Suppressing the instinct to grovel, I straightened affected a relaxed pose; on the balls of my feet placed far enough apart for easy balance with one hand toying with the strip of decorated kri-hide around my hips, the other relaxed at my side. “Nobody is courting anybody,” I told her, feigning a nonchalance I in no way felt. “Imer was playing ‘whoughieman’,” I muddled the human word, “for the little humans again and I was making sure he didn’t do anything stupid. He was just teasing when we got back.” I shrugged and raised a hand to shake sand from my crest, hoping my mother was in a believing, forgiving mood.

“I—” Before Imer could say any of the typically stupid things that a cornered-male was wont to do, I silenced him with a snarl worthy of my mother’s daughter. My mother eyed Imer reprovingly for several long moments. I was impressed that he managed not to cower at her feet.

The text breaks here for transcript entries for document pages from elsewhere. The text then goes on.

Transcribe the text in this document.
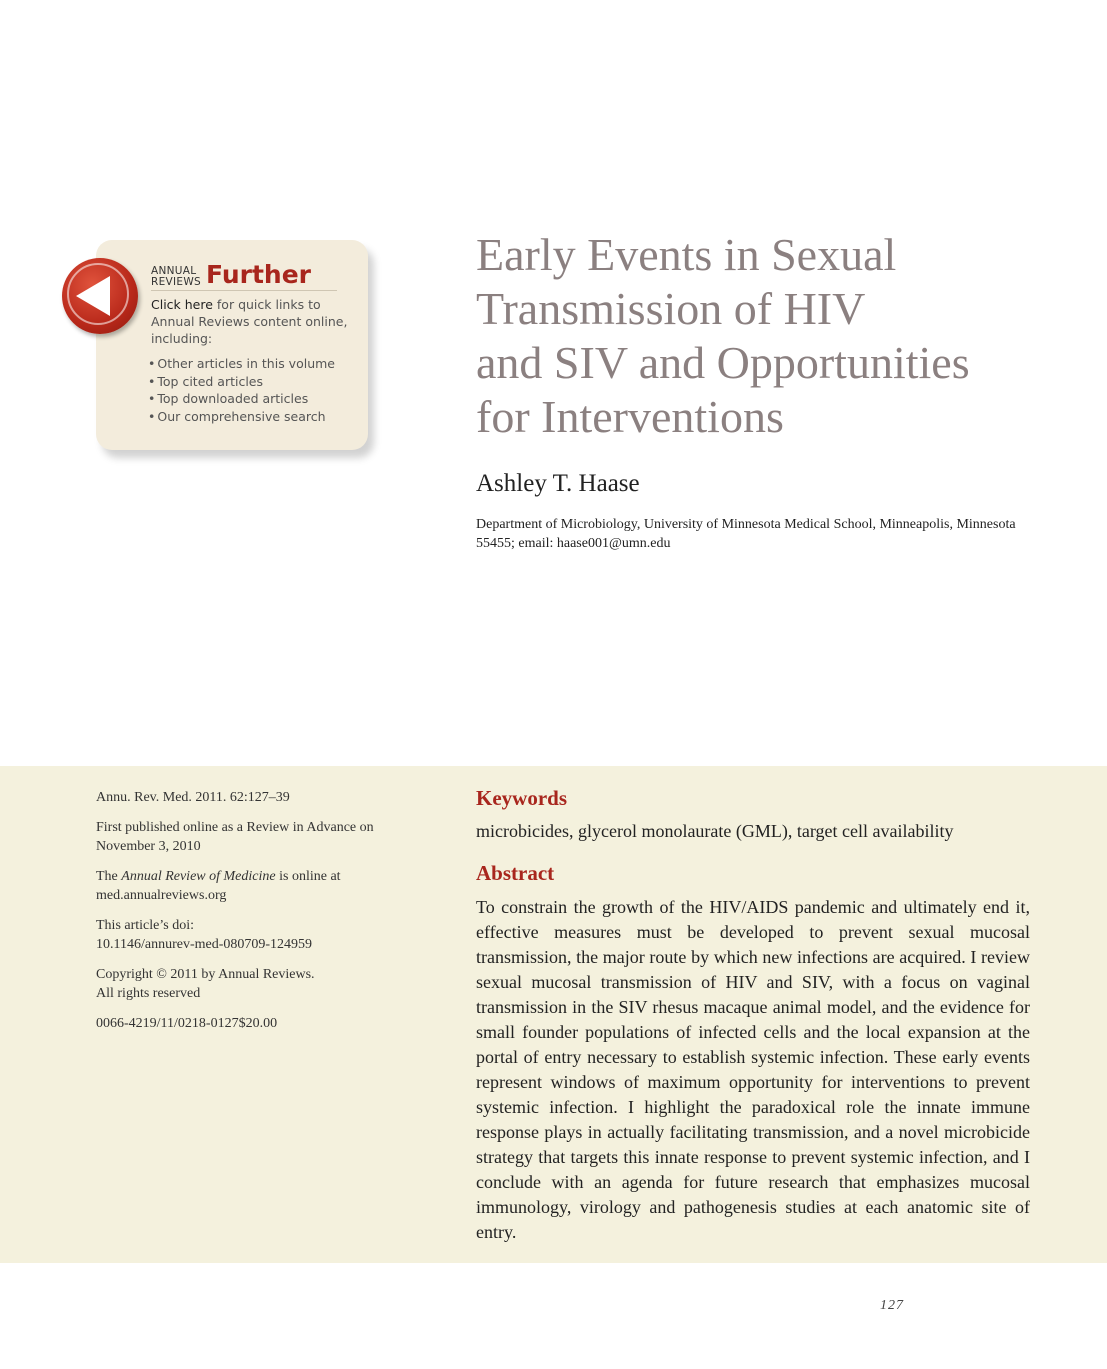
ANNUAL
REVIEWS Further
Click here for quick links to Annual Reviews content online, including:
• Other articles in this volume
• Top cited articles
• Top downloaded articles
• Our comprehensive search
Early Events in Sexual
Transmission of HIV
and SIV and Opportunities
for Interventions
Ashley T. Haase
Department of Microbiology, University of Minnesota Medical School, Minneapolis, Minnesota 55455; email: haase001@umn.edu

Annu. Rev. Med. 2011. 62:127–39

First published online as a Review in Advance on November 3, 2010

The Annual Review of Medicine is online at med.annualreviews.org

This article’s doi:
10.1146/annurev-med-080709-124959

Copyright © 2011 by Annual Reviews.
All rights reserved

0066-4219/11/0218-0127$20.00

Keywords
microbicides, glycerol monolaurate (GML), target cell availability
Abstract

To constrain the growth of the HIV/AIDS pandemic and ultimately end it, effective measures must be developed to prevent sexual mucosal transmission, the major route by which new infections are acquired. I review sexual mucosal transmission of HIV and SIV, with a focus on vaginal transmission in the SIV rhesus macaque animal model, and the evidence for small founder populations of infected cells and the local expansion at the portal of entry necessary to establish systemic infection. These early events represent windows of maximum opportunity for interventions to prevent systemic infection. I highlight the paradoxical role the innate immune response plays in actually facilitating transmission, and a novel microbicide strategy that targets this innate response to prevent systemic infection, and I conclude with an agenda for future research that emphasizes mucosal immunology, virology and pathogenesis studies at each anatomic site of entry.

127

Mother snorted, her anger seeming to have settled. “Go on. Away with you.” She tilted her head at Imer, as if offering him the option to protest or disobey. We knew both knew better than that, however, and sketched a rough goodbye at each other. I watched him trot off before looking back to my mother, opening my mouth to say… something. “Come with me,” she murmured before I had even figured out what I might have said. She lifted her hand and trailed her claws gently through my crest before letting her palm rest on my bare shoulder. I followed her lead, feeling somewhat apprehensive as we walked back the way she had come from; toward home. I knew that she knew there was more than just innocent play between me and Imer—she could smell it. But I also knew that she knew that nothing sacrilegious had happened. Still, I wasn’t sure how much of a scolding I was in for.

“Mother,” I began, cautiously. She silenced me with a gentle growl.

“Lijas, I am not going to scold you. I don’t think it would solve anything; you’re not the careless sort.” She stopped walking and turned me to face her. “What I’m going to do is advise you. You, I think, are old enough and mature enough—and if tonight was any indication, well ready—to present yourself at Rhivas’s temple to receive her blessings.” She looked up at the sky, her gaze likely resting on the nearly full larger moon, Rhivas’s moon. I swallowed and took a deep breath, gazing up into the night sky along with my mother.

After one of those lengths of time that seems both eternal and fleeting, I broke the easy silence. “I’ll go to the temple tomorrow,” I said. “Would you assist me in preparing an appropriate offering?” My mother smiled down at me and nodded. Then she growled slightly and gave me a push toward home. Laughing, I obeyed the unspoken command, returning home. Tomorrow was going to be a big day.